Pour Morgan Stanley, cette situation est en train d’alimenter les grandes tendances observées dans la branche. En termes de polarisation d’abord. Les ténors de la branche, comme les acteurs de niche prisés des collectionneurs, devraient en effet mieux s’en sortir que les acteurs des segments de prix inférieurs, prélude à une nouvelle concentration des forces. En termes de « fuite » vers le haut de gamme ensuite. Selon l’institut américain, les montres de plus de CHF 3’000 (ex-usine) devraient ainsi représenter cette année 71 % de la valeur des exportations pour 10 % des volumes. Des proportions jamais atteintes. Sans surprise, tous les yeux sont tournés vers la Chine, le seul marché en croissance depuis janvier pour lequel Morgan Stanley attend une hausse de 24 % des exportations horlogères suisses sur l’ensemble de l’année à CHF 2,5 milliards. Une telle progression va faire de l’Empire du Milieu la première destination pour les horlogers helvétiques, accaparant à lui seul 15 % du total des expéditions de garde-temps helvétiques. Toujours selon Morgan Stanley, les États-Unis devraient montrer davantage de résilience que les autres principaux marchés horlogers, synonyme d’une baisse annuelle de 15 % à CHF 2 millions au pays de l’oncle Sam, contre – 21 % en dehors des États-Unis.
Usagé mais pas usé
Inutile également d’insister lourdement sur les smartwatches pour lesquelles « l’industrie a raté le coche », comme le souligne Deloitte. Au premier trimestre 2020, l’Apple Watch a ainsi enregistré une croissance de ses ventes de 23 % par rapport aux trois premiers mois de 2019, alors que les exportations de montres suisses accusaient un recul de même ampleur durant la période. Autrement dit, Covid-19 ou non, ce type de produit garde le vent en poupe et fait clairement partie du paysage « horloger ». Bonne nouvelle toutefois, « les consommateurs ne sont pas des adeptes du tout digital lorsqu’il s’agit de montres », note encore Deloitte. Ils sont en revanche de plus en plus intéressés par le marché d’occasion. « Un cinquième des consommateurs est susceptible d’acheter une montre de luxe de seconde main au cours de l’année à venir », souligne le cabinet de conseil. Une proportion qui devait d’ailleurs augmenter avec le passage à la vente par canaux numériques, les enchères en ligne et les espaces dédiés aux montres de seconde main dans les boutiques.

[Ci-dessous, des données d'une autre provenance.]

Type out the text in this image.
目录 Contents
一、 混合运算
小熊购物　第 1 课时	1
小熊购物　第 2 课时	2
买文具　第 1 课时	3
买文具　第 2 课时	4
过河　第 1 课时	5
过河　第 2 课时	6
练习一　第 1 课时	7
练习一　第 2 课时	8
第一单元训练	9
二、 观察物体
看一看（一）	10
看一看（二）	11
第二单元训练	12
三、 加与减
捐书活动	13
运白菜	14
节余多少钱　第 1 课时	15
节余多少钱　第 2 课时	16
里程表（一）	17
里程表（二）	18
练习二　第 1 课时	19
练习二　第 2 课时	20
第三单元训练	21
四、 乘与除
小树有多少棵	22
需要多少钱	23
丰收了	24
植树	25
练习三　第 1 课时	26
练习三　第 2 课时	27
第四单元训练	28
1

Reste à souligner l’importance croissante des concepts de durabilité appliqués à l’horlogerie. Concepts qui vont désormais bien au-delà de la longévité de ses produits pour toucher la chaîne d’approvisionnement comme les méthodes de production. Avec des exigences de la part de consommateurs pour davantage de transparence et d’engagement responsable, « l’investissement dans la qualité, la tradition et la durabilité continuera d’être un argument de vente unique pour l’industrie », conclut Deloitte.